O documento foi encaminhado na terça-feira (15), assinado pelo vice-presidente Geraldo Alckmin, também ministro do Desenvolvimento, e pelo chanceler Mauro Vieira.

A correspondência é dirigida ao secretário de Comércio norte-americano, Howard Lutnick, e ao representante comercial dos EUA, Jamieson Greer, e está dividida em cinco tópicos. Em um deles, o governo brasileiro expressa sua “indignação” com a medida unilateral imposta por Washington.

“A imposição das tarifas terá impacto muito negativo em setores importantes de ambas as economias, colocando em risco uma parceria econômica historicamente forte e profunda entre nossos países”, afirma o texto, que ressalta os 200 anos de relações bilaterais.

Alckmin já havia confirmado, no dia anterior, o envio de uma “minuta confidencial de proposta” aos EUA, com sugestões de pontos passíveis de negociação. Segundo o governo, a intenção é encontrar “soluções mutuamente acordadas” para evitar que as penalidades comerciais entrem em vigor no início de agosto.

Na mesma terça-feira, o Palácio do Planalto promoveu uma reunião com representantes da indústria e do agronegócio para discutir estratégias frente às novas tarifas. A principal decisão foi evitar o pedido de prorrogação do prazo de implementação da medida e, em vez disso, tentar reverter as sanções até o dia 31 de julho. Leia a carta abaixo!

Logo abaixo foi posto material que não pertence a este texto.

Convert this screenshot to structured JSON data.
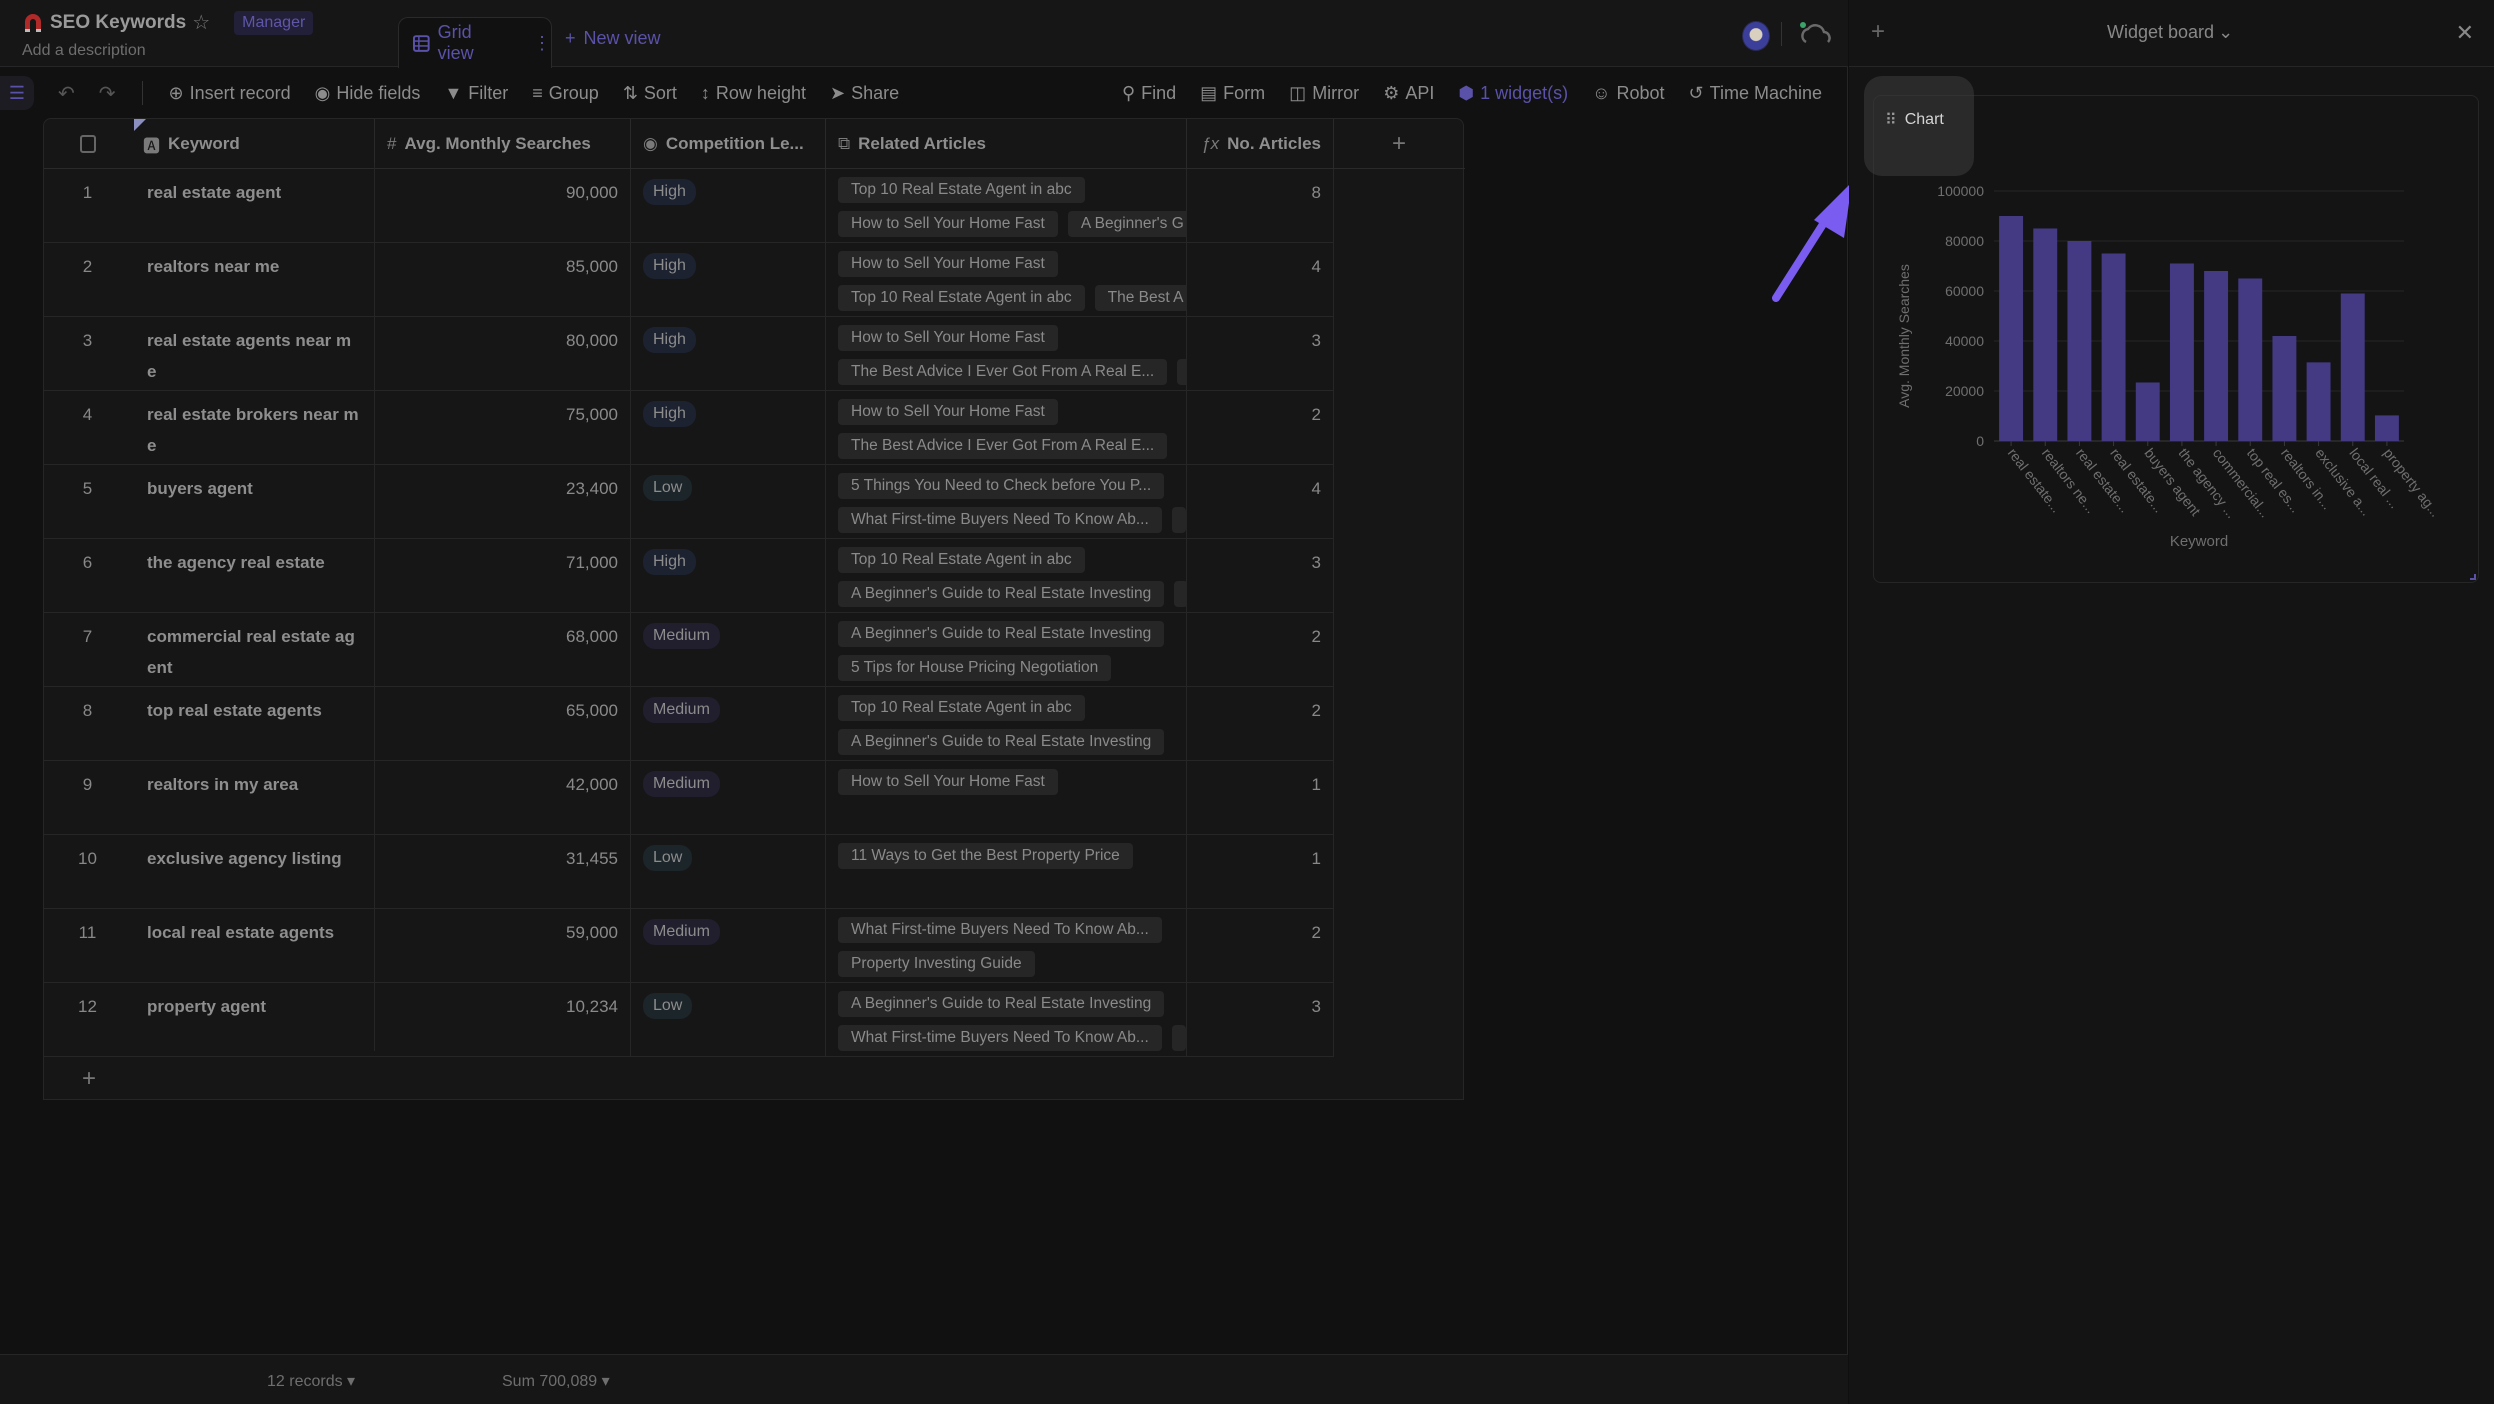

“1. O Governo brasileiro manifesta sua indignação com o anúncio, feito em 9 de julho, da imposição de tarifas de importação de 50% sobre todos os produtos exportados pelo Brasil para os Estados Unidos, a partir de 1° de agosto. A imposição das tarifas terá impacto muito negativo em setores importantes de ambas as economias, colocando em risco uma parceria econômica historicamente forte e profunda entre nossos países. Nos dois séculos de relacionamento bilateral entre o Brasil e os Estados Unidos, o comércio provou ser um dos alicerces mais importantes da cooperação e da prosperidade entre as duas maiores economias das Américas.

2 . Desde antes do anúncio das tarifas recíprocas em 2 de abril de 2025, e de maneira contínua desde então, o Brasil tem dialogado de boa-fé com as autoridades norte-americanas em busca de alternativas para aprimorar o comércio bilateral, apesar de o Brasil acumular com os Estados Unidos grandes déficits comerciais tanto em bens quanto em serviços, que montam, nos últimos 15 anos, a quase US$ 410 bilhões, segundo dados do governo dos Estados Unidos. Para fazer avançar essas negociações, o Brasil solicitou, em diversas ocasiões, que os EUA identificassem áreas específicas de preocupação para o governo norte-americano.

3. Com esse mesmo espírito, o Governo brasileiro apresentou, em 16 de maio de 2025, minuta confidencial de proposta contendo áreas de negociação nas quais poderíamos explorar mais a fundo soluções mutuamente acordadas.

4. O Governo brasileiro ainda aguarda a resposta dos EUA à sua proposta.

5. Com base nessas considerações e à luz da urgência do tema, o Governo do Brasil reitera seu interesse em receber comentários do governo dos EUA sobre a proposta brasileira. O Brasil permanece pronto para dialogar com as autoridades americanas e negociar uma solução mutuamente aceitável sobre os aspectos comerciais da agenda bilateral, com o objetivo de preservar e aprofundar o relacionamento histórico entre os dois países e mitigar os impactos negativos da elevação de tarifas em nosso comércio bilateral.” (Foto: Palácio do Planalto; Fonte: Metrópoles)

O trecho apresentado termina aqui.